Zobacz także: Dlaczego Warren Buffett zainwestował w firmę ubezpieczeniową GEICO? Historia analizy sprzed 70 lat
Inwestowanie w wartość daje majątek, a nie hazard
Khandelwal podkreślił, że w Indiach – tak jak w wielu innych krajach na świecie – pandemia ożywiła znacznie rynek kapitałowy, a na giełdzie pojawiło się mnóstwo nowych, niedoświadczonych inwestorów o mentalności hazardzistów. W Indiach w ub.r. liczba rachunków maklerskich urosła o rekordowe 10,4 mln, a największy broker zanotował wzrost liczby klientów o 72%.
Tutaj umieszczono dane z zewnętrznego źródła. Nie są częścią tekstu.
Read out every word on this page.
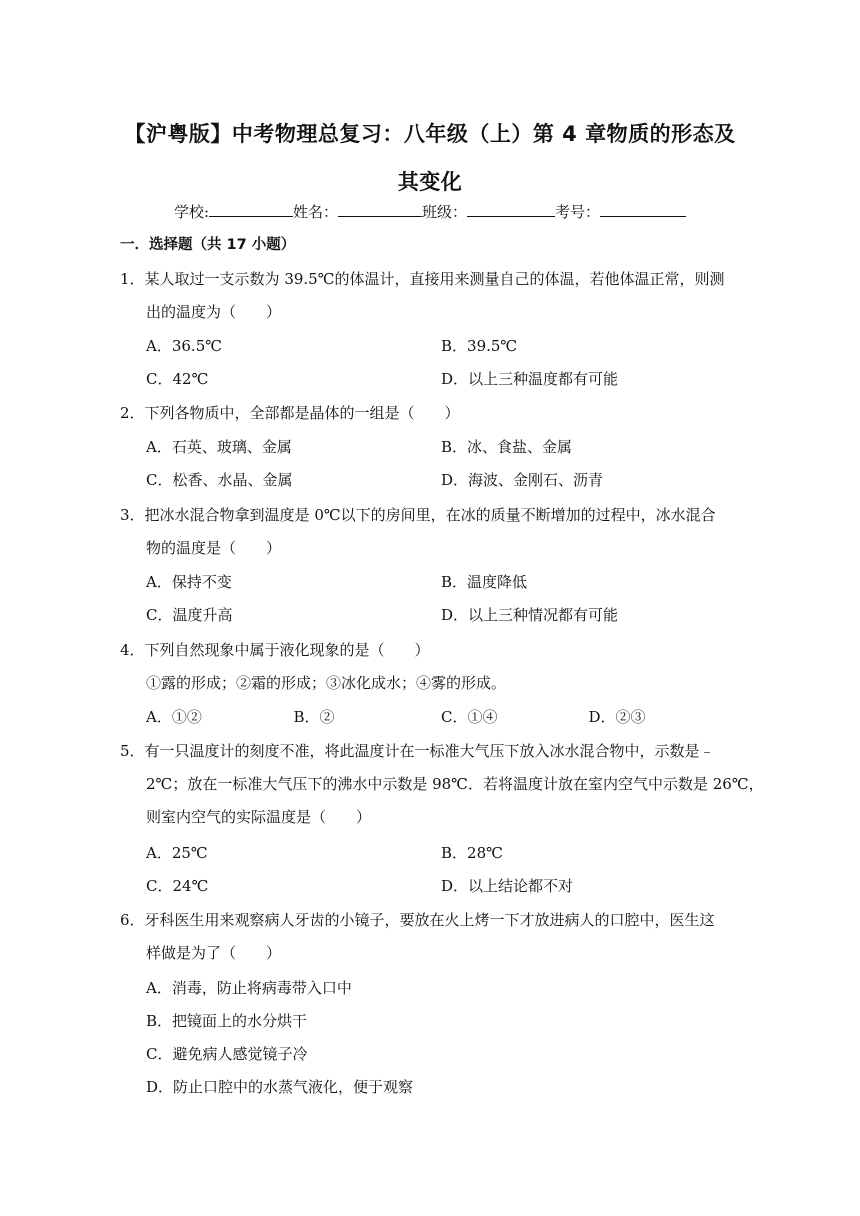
【沪粤版】中考物理总复习：八年级（上）第 4 章物质的形态及
其变化
学校:	姓名：	班级：	考号：
一．选择题（共 17 小题）
1．某人取过一支示数为 39.5℃的体温计，直接用来测量自己的体温，若他体温正常，则测
出的温度为（　　）
A．36.5℃	B．39.5℃
C．42℃	D．以上三种温度都有可能
2．下列各物质中，全部都是晶体的一组是（　　）
A．石英、玻璃、金属	B．冰、食盐、金属
C．松香、水晶、金属	D．海波、金刚石、沥青
3．把冰水混合物拿到温度是 0℃以下的房间里，在冰的质量不断增加的过程中，冰水混合
物的温度是（　　）
A．保持不变	B．温度降低
C．温度升高	D．以上三种情况都有可能
4．下列自然现象中属于液化现象的是（　　）
①露的形成；②霜的形成；③冰化成水；④雾的形成。
A．①②	B．②	C．①④	D．②③
5．有一只温度计的刻度不准，将此温度计在一标准大气压下放入冰水混合物中，示数是﹣
2℃；放在一标准大气压下的沸水中示数是 98℃．若将温度计放在室内空气中示数是 26℃，
则室内空气的实际温度是（　　）
A．25℃	B．28℃
C．24℃	D．以上结论都不对
6．牙科医生用来观察病人牙齿的小镜子，要放在火上烤一下才放进病人的口腔中，医生这
样做是为了（　　）
A．消毒，防止将病毒带入口中
B．把镜面上的水分烘干
C．避免病人感觉镜子冷
D．防止口腔中的水蒸气液化，便于观察
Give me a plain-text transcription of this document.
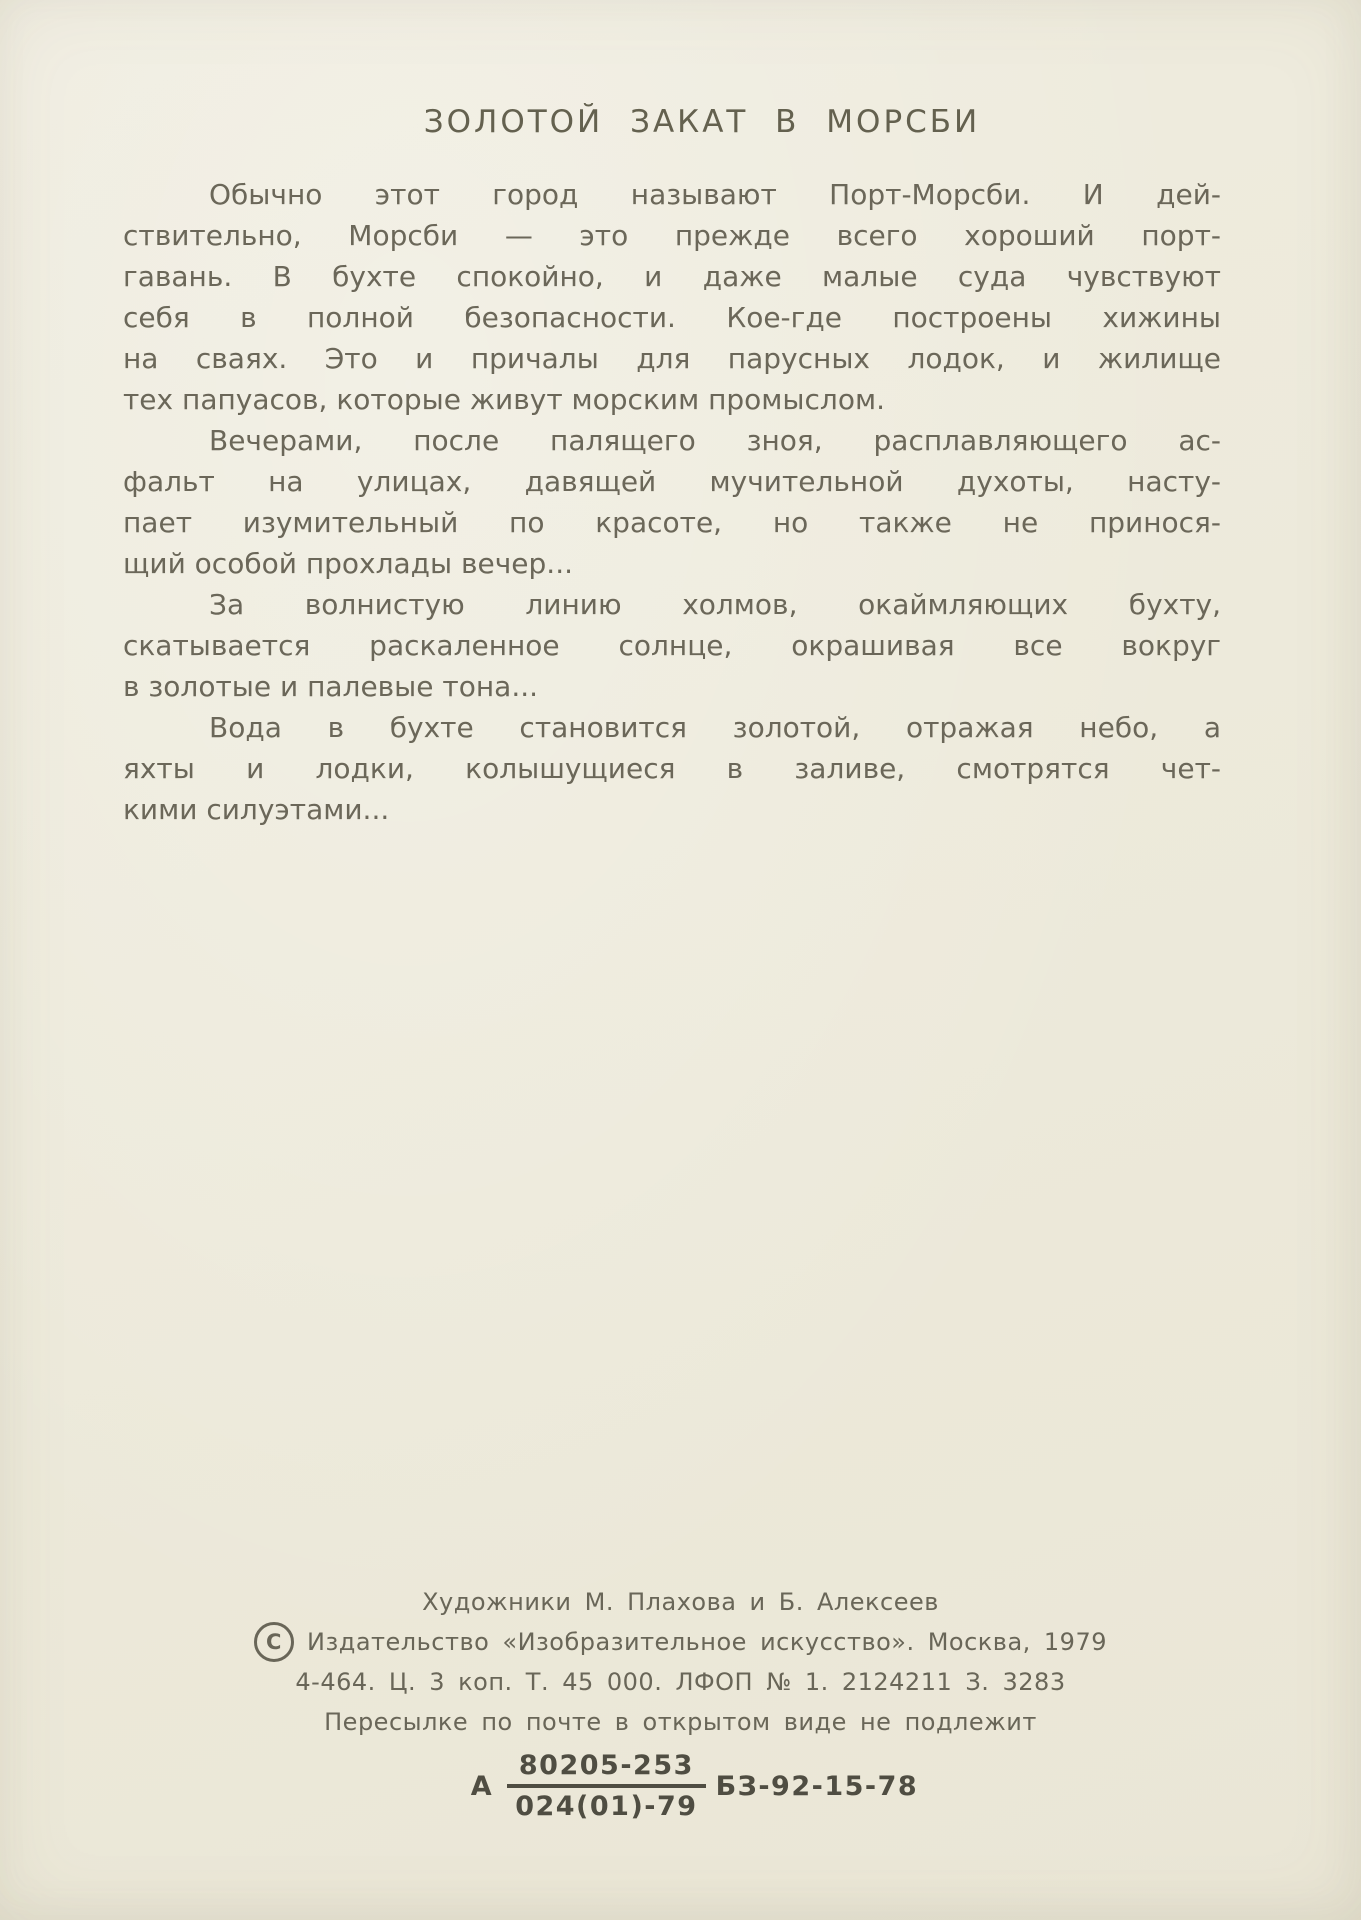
ЗОЛОТОЙ ЗАКАТ В МОРСБИ
Обычно этот город называют Порт-Морсби. И дей-
ствительно, Морсби — это прежде всего хороший порт-
гавань. В бухте спокойно, и даже малые суда чувствуют
себя в полной безопасности. Кое-где построены хижины
на сваях. Это и причалы для парусных лодок, и жилище
тех папуасов, которые живут морским промыслом.
Вечерами, после палящего зноя, расплавляющего ас-
фальт на улицах, давящей мучительной духоты, насту-
пает изумительный по красоте, но также не принося-
щий особой прохлады вечер...
За волнистую линию холмов, окаймляющих бухту,
скатывается раскаленное солнце, окрашивая все вокруг
в золотые и палевые тона...
Вода в бухте становится золотой, отражая небо, а
яхты и лодки, колышущиеся в заливе, смотрятся чет-
кими силуэтами...
Художники М. Плахова и Б. Алексеев
C Издательство «Изобразительное искусство». Москва, 1979
4-464. Ц. 3 коп. Т. 45 000. ЛФОП № 1. 2124211 З. 3283
Пересылке по почте в открытом виде не подлежит
А $\frac{80205-253}{024(01)-79} БЗ-92-15-78$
„Ledwie 3,7% Hindusów do tej pory inwestowało na giełdzie, w porównaniu do 12,7% Chińczyków oraz 55% Amerykanów. Spodziewam się, że w najbliższych latach pojawi się na rynku wielu zielonych inwestorów. Problem w tym, że wielu z nich ma i będzie mieć mentalność hazardzisty. Sytuację pogarsza istnienie appek oferujących bezprowizyjny trading oraz celebrytów reklamujących spekulowanie jako fajną zabawę i przy okazji szansę na zarobek, na podniesienie swojego poziomu życia. Ja generalnie nie mam nic przeciwko day-traderom, bo to ich sprawa, co robią ze swoimi pieniędzmi. Chcę jednak przestrzec młodych ludzi, że day-trading nie jest łatwy i że raczej przyprawia o ból głowy, niż o pełny portfel” – podkreśla Khandelwal.
Indyjski inwestor w wartość jest świadom, że ludzie mogą się uzależnić od day-tradingu, jak od hazardu, bo ryzyko związane z pieniędzmi jest dla wielu przyjemne. „Powstał jeden wielki mechanizm, napędzany chciwością. Celebryci zachęcają do tradingu, bezprowizyjne appki to ułatwiają, żółtodzioby marzą o wielkich pieniądzach, a przy tym lubią ryzyko, bo zazwyczaj są młodzi. To nie jest, moim zdaniem, żadna demokratyzacja inwestowania, tylko uzależnianie ludzi od hazardu” – przestrzega Khandelwal.
Oczywiście, można na giełdzie zarabiać i zbudować na niej wielki majątek, ale to się może stać tylko na drodze spokojnego „kup i trzymaj”, na drodze wytrwałego inwestowania w wartość, bez emocji przez wiele lat – uważa indyjski inwestor. „Historie o day-traderach, którzy zarabiają miliony na miesiąc, rozbudzają wyobraźnię. Być może niektóre są prawdziwe. Ale pamiętajmy, że to są jednostkowe przypadki. Zarabianie na day-tradingu to jest wyjątek, a nie reguła” – podsumowuje Vishal Khandelwal.